Laut Rehlinger sei die gesamte Bandbreite der Kleinunternehmer von den Auswirkungen der Corona-Krise betroffen: vom Gewürz- und Blumenhändler auf dem Wochenmarkt über die Näherin bis zu Kreativen und Künstlern. Aus Anrufen und E-Mails wisse sie, wie groß die Verzweiflung bei ihnen sei. "Es geht darum, wie können wir denjenigen, die jetzt schon ein bisschen in den Abgrund gucken, eine Brücke bauen, damit sie ihren Weg weitergehen können", sagte sie.

Nach einem Beschluss im Ministerrat am kommenden Dienstag ist geplant, dass entsprechende Anträge online gestellt und die Gelder schnell ausgezahlt werden. Eine Rückzahlung sei nur erforderlich, wenn sich im Nachgang herausstelle, dass die Fördervoraussetzungen nicht erfüllt waren.

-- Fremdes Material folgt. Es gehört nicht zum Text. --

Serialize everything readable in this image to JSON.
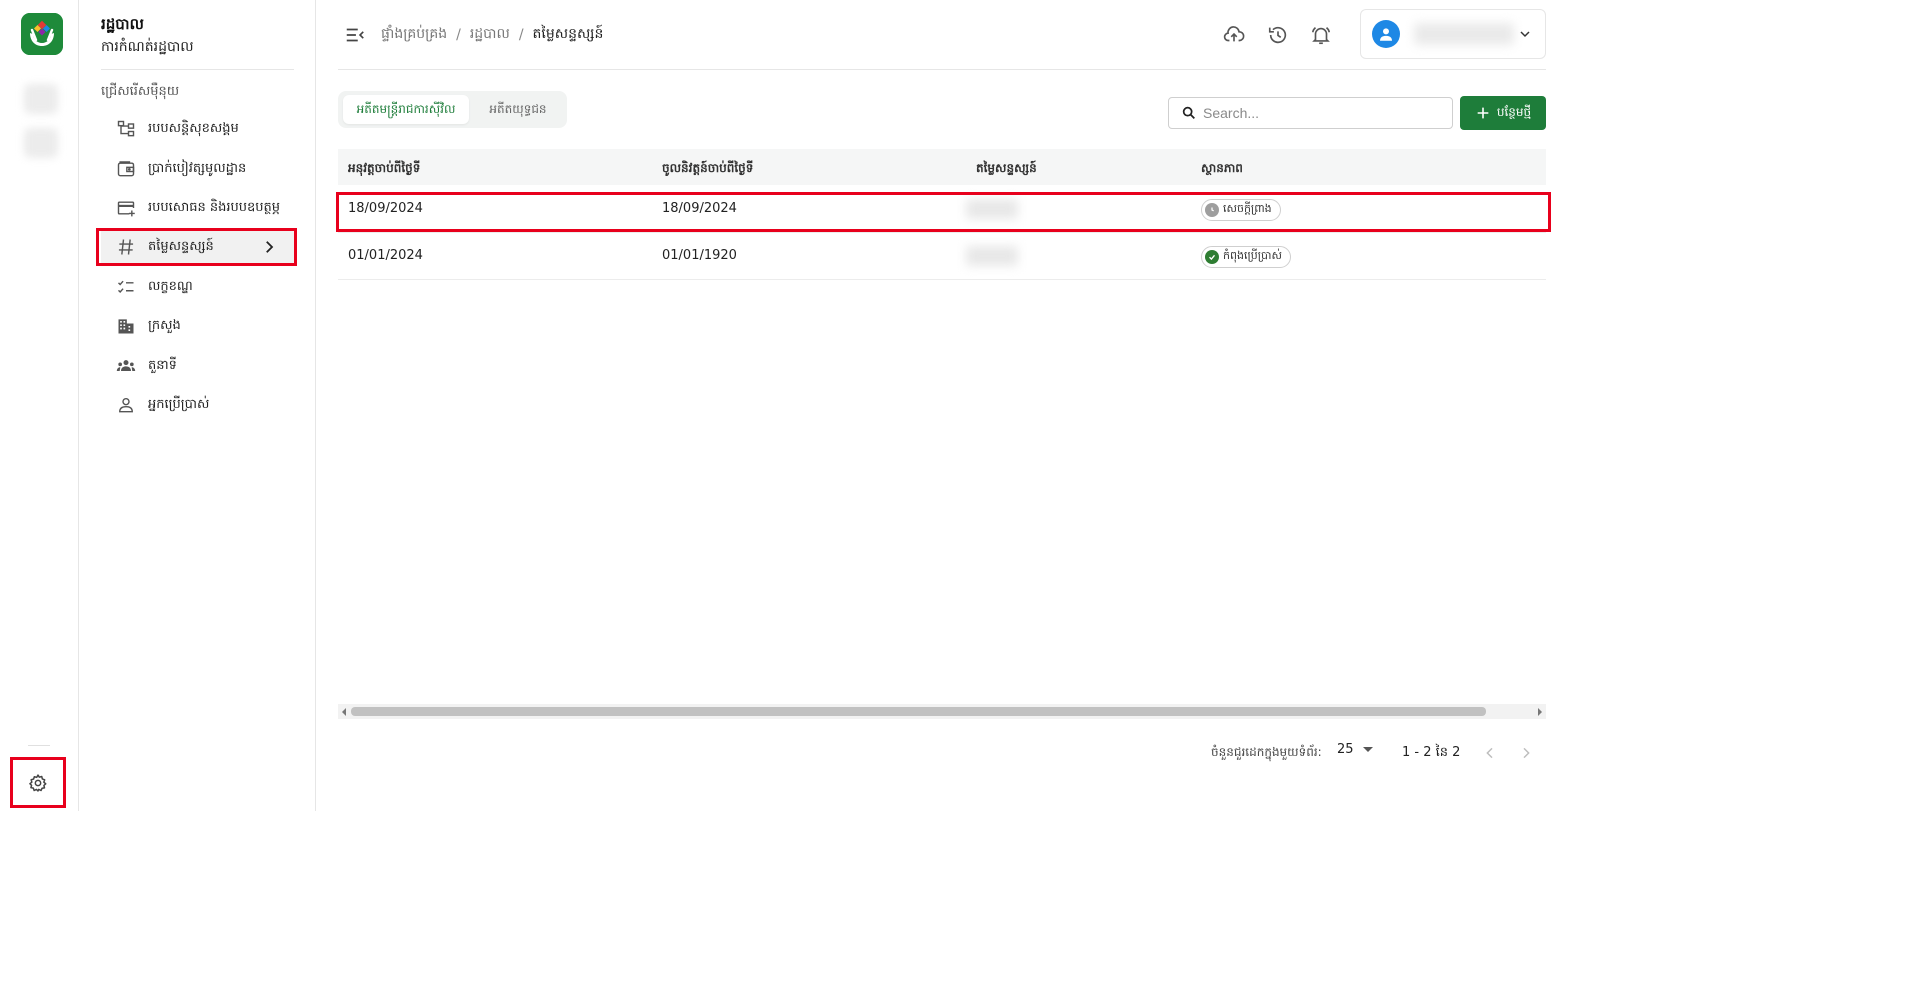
{
  "sidebar": {
    "title": "រដ្ឋបាល",
    "subtitle": "ការកំណត់រដ្ឋបាល",
    "section_label": "ជ្រើសរើសម៉ឺនុយ",
    "items": [
      {
        "label": "របបសន្តិសុខសង្គម",
        "icon": "sitemap-icon"
      },
      {
        "label": "ប្រាក់បៀវត្សមូលដ្ឋាន",
        "icon": "wallet-icon"
      },
      {
        "label": "របបសោធន និងរបបឧបត្ថម្ភ",
        "icon": "card-add-icon"
      },
      {
        "label": "តម្លៃសន្ទស្សន៍",
        "icon": "hash-icon",
        "active": true
      },
      {
        "label": "លក្ខខណ្ឌ",
        "icon": "checklist-icon"
      },
      {
        "label": "ក្រសួង",
        "icon": "building-icon"
      },
      {
        "label": "តួនាទី",
        "icon": "group-icon"
      },
      {
        "label": "អ្នកប្រើប្រាស់",
        "icon": "person-icon"
      }
    ]
  },
  "breadcrumb": [
    "ផ្ទាំងគ្រប់គ្រង",
    "រដ្ឋបាល",
    "តម្លៃសន្ទស្សន៍"
  ],
  "tabs": [
    {
      "label": "អតីតមន្ត្រីរាជការស៊ីវិល",
      "active": true
    },
    {
      "label": "អតីតយុទ្ធជន",
      "active": false
    }
  ],
  "search": {
    "placeholder": "Search..."
  },
  "add_button": {
    "label": "បន្ថែមថ្មី"
  },
  "table": {
    "headers": [
      "អនុវត្តចាប់ពីថ្ងៃទី",
      "ចូលនិវត្តន៍ចាប់ពីថ្ងៃទី",
      "តម្លៃសន្ទស្សន៍",
      "ស្ថានភាព"
    ],
    "rows": [
      {
        "apply_from": "18/09/2024",
        "retire_from": "18/09/2024",
        "status": "សេចក្តីព្រាង",
        "status_kind": "draft"
      },
      {
        "apply_from": "01/01/2024",
        "retire_from": "01/01/1920",
        "status": "កំពុងប្រើប្រាស់",
        "status_kind": "active"
      }
    ]
  },
  "pagination": {
    "rows_per_page_label": "ចំនួនជួរដេកក្នុងមួយទំព័រ:",
    "rows_per_page": "25",
    "range": "1 - 2 នៃ 2"
  },
  "colors": {
    "brand_green": "#1e7d3a",
    "highlight_red": "#e8001c",
    "avatar_blue": "#1e88e5"
  }
}
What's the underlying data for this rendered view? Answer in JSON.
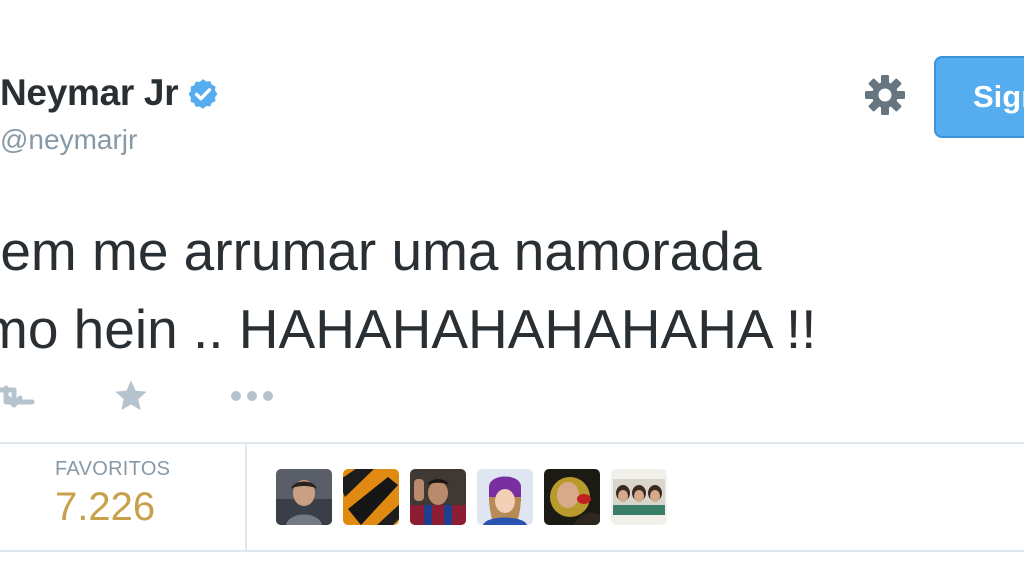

Darüber hinaus gab Rehlinger bekannt, dass das angekündigte Kreditprogramm von ursprünglich geplanten 10 Millionen Euro auf nun 25 Millionen Euro aufgestockt werde.

Unterdessen appellierten der saarländische IHK-Präsident Hanno Dornseifer und IHK-Hauptgeschäftsführer Heino Klingen an die Landesregierung, die bislang ergriffen Stützungsmaßnahmen in einen ganzheitlichen Krisenplan zu überführen. Sie forderten unter anderem einen Notfallfonds für kleine Unternehmen mit Zuschüssen von bis zu 25 000 Euro. Darüber hinaus solle sich das Land über einen Beteiligungsfonds an größeren mittelständischen Unternehmen auf Zeit beteiligen können. Um die erforderlichen personellen Kapazitäten zu haben, sollte die Landesregierung Beamte, die in den vergangenen fünf Jahren in den Ruhestand versetzt wurden, für einen vorübergehenden Zeitraum zurückrufen.